A project I've been working on recently gave me the need to create a function which can return a complete copy of a JSON object, recursively copying any internal objects. After a couple of failed attempts, I came up with this:
function copyObj(obj) {
var copy;
if (obj instanceof Array) {
copy = [];
for (var i in obj) {
copy.push(copyObj(obj[i]));
}
}
else if (obj instanceof Object) {
copy = {};
for (var prop in obj) {
copy[prop] = copyObj(obj[prop]);
}
}
else {
copy = obj;
}
return copy;
}
The function works perfectly for my purposes, which are to copy objects that will only ever contain primitive types, arrays, and nested generic JSON objects. For example, it will return a flawless copy of this: { prop1:0, prop2:'test', prop3:[1, 2, 3], prop4:{ subprop1:['a', 'b', 'c'], subprop2:false } }
.
There's one thing about this function that's nagging at me, though - its inability to handle any other types of objects (e.g. the RegExp
object). I'd like to improve on it by adding the capability to handle them, but at the same time I'd really rather not just have a huge wall of else if (obj instanceof [insert object type here])
. As such, my question is this: Is there a simple way in JavaScript of differentiating between a generic object (i.e. one declared as var obj = { }
) and one with a proper prototype/constructor? And if so, is there also a simple generalized way of copying such objects? My expectation for the second part of the question is no, and that I'd still need special handling to call constructors, but I'd still like to know with certainty either way.
P.S. In case anyone was curious about the context, the project requires me to manipulate a large list of items on a server, but in different ways for different connected clients. The easiest way I could think of to handle that was to create one master list and then have the server clone a fresh copy to manipulate without altering the master list for every new client that connects, hence the need for copyObj()
.
Edit: I probably should have mentioned this in the original question - this is running with node.js as a server, not in a browser, so browser cross-compatibility isn't an issue.
Edit 2: In the interest of not cluttering the comments too much, I'll mention it here: I tried a quick benchmarking of my copyObj()
function against the JSON.parse(JSON.stringify(obj))
exploit using the example object above. My version seems to run in about 75% of the time that the JSON method takes (1 million copies took ~3.2 seconds for mine and ~4.4 seconds for JSON). So that makes me feel better about having taken the time to write my own.

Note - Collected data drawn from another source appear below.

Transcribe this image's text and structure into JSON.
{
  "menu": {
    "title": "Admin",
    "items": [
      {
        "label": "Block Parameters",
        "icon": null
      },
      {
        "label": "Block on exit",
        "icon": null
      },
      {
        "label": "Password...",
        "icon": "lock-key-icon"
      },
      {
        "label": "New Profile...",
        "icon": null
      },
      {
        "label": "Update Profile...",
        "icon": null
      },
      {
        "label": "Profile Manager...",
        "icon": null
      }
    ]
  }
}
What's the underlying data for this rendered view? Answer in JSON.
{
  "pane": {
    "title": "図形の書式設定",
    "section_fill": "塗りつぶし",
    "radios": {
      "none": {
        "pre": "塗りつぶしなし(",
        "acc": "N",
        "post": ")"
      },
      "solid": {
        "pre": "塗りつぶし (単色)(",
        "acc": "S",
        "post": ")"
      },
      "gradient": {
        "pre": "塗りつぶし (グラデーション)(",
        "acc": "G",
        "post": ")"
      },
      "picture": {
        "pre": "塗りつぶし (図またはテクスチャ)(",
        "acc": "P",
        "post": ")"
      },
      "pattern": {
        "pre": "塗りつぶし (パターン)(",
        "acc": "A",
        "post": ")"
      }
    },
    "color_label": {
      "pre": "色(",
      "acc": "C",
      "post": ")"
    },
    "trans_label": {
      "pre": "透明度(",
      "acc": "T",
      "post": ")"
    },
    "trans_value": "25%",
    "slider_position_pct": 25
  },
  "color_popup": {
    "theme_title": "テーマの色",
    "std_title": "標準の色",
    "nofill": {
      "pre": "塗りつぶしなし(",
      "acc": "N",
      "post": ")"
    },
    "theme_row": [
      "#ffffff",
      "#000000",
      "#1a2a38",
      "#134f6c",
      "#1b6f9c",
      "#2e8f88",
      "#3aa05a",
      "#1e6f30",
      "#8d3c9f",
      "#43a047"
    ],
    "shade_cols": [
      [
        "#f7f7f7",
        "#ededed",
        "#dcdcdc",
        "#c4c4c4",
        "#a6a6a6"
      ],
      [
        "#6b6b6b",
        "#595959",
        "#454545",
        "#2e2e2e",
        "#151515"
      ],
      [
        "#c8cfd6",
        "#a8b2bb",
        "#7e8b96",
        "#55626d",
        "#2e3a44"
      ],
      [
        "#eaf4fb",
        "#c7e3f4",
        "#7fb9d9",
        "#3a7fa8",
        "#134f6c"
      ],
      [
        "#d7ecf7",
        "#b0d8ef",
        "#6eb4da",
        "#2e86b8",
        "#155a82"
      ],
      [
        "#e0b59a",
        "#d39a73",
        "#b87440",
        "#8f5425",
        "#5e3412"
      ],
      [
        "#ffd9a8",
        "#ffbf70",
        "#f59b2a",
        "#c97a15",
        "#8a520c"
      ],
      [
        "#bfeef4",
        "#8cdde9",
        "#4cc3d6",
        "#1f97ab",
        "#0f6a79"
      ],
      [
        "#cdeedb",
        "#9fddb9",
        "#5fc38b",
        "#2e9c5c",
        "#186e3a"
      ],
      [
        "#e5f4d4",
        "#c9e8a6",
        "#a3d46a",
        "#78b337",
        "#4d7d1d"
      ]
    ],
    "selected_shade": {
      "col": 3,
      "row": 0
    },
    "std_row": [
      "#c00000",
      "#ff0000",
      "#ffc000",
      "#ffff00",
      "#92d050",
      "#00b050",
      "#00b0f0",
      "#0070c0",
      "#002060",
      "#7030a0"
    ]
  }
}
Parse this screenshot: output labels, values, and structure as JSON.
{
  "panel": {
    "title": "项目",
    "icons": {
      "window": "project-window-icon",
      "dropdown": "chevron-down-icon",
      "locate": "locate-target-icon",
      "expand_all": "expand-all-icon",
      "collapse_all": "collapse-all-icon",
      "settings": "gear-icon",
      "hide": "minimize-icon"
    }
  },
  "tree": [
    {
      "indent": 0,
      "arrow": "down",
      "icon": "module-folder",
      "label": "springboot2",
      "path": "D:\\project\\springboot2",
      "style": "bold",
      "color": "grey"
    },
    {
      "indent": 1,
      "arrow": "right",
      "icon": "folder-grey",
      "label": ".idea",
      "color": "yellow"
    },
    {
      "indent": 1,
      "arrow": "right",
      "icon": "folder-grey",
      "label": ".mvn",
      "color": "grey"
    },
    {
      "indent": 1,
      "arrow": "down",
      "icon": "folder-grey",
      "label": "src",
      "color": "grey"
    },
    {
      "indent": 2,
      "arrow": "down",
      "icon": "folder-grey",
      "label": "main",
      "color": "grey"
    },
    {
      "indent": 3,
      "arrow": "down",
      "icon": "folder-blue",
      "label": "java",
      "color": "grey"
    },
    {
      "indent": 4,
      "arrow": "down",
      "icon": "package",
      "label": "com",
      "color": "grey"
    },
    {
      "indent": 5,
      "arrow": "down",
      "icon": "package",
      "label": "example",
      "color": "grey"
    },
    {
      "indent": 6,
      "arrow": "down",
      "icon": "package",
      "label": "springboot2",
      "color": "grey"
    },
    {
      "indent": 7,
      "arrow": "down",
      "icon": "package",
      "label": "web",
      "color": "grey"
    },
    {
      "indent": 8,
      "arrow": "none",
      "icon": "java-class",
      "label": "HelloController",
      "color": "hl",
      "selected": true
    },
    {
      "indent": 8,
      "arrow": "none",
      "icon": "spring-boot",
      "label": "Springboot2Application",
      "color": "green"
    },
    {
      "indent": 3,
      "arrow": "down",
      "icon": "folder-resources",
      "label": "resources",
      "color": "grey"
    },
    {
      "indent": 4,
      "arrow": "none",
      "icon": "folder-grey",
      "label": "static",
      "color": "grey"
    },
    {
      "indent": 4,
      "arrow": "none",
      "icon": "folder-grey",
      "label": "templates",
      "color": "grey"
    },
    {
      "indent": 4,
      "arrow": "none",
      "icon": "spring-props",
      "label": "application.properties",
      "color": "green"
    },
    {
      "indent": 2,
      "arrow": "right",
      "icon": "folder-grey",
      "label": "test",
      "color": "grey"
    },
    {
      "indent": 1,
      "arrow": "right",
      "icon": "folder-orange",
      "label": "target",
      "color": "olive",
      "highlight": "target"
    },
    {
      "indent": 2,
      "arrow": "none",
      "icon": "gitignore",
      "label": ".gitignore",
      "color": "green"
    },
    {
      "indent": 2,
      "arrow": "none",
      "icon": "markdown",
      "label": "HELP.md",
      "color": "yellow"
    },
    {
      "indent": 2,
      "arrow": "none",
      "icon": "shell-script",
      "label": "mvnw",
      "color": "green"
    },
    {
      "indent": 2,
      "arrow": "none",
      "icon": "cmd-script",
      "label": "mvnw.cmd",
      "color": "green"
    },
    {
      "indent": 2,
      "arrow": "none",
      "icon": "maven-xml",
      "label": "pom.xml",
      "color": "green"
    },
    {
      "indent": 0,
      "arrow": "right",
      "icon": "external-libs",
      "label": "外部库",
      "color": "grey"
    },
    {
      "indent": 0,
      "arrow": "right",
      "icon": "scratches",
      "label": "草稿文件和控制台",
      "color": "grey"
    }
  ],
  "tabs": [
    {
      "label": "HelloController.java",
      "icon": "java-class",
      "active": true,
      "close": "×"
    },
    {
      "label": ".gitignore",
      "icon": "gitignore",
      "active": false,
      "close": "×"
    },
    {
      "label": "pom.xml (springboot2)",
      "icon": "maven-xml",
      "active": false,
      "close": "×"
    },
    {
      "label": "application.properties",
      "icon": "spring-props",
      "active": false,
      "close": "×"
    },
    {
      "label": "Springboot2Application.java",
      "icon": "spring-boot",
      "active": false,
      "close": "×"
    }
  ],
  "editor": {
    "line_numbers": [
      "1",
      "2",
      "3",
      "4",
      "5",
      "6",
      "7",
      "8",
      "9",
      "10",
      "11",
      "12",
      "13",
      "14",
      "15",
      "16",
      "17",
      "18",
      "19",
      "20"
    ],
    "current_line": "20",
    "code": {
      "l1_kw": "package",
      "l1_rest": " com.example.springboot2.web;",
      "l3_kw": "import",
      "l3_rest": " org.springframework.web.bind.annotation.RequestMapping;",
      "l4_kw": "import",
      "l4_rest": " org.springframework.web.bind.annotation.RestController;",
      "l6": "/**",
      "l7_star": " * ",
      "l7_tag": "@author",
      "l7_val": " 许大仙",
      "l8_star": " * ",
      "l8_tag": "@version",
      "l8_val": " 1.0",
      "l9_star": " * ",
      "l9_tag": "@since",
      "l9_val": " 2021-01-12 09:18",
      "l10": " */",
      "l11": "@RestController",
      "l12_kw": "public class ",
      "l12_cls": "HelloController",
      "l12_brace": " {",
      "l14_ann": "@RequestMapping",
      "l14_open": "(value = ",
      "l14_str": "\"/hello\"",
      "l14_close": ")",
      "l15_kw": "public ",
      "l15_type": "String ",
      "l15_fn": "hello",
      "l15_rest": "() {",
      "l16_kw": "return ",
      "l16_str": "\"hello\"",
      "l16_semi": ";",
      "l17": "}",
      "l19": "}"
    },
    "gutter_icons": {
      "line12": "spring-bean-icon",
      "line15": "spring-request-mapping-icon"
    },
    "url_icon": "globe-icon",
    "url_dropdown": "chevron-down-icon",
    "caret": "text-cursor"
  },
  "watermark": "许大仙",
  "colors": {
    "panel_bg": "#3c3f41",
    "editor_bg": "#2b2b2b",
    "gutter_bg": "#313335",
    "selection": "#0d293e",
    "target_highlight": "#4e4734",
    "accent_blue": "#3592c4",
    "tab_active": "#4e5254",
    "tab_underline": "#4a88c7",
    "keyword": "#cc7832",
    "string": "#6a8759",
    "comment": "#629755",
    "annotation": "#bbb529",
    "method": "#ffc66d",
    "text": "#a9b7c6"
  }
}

Edit 3: Working off of the list of object types in Vitum.us's answer, I threw together an updated version of my copyObj()
function. I haven't tested it extensively, and the performance is about 2x worse than the old version, but I think it should actually work for all built-in types (assuming that list was complete).
function copyObjNew(obj) {
var copy;
if (obj.constructor === Object) {
// Generic objects
copy = {};
for (var prop in obj) {
copy[prop] = copyObjNew(obj[prop]);
}
}
else if (obj.constructor === Array) {
// Arrays
copy = [];
for (var i in obj) {
copy.push(copyObjNew(obj[i]));
}
}
else if (obj.constructor === Number || obj.constructor === String || obj.constructor === Boolean) {
// Primitives
copy = obj;
}
else {
// Any other type of object
copy = new obj.constructor(obj);
}
return copy;
}
I'm using the .constructor
property now, as Mike suggested, and it seems to be doing the trick. I've tested it so far with RegExp
and Date
objects, and they both seem to copy correctly. Do any of you see anything blatantly (or subtly) incorrect about this?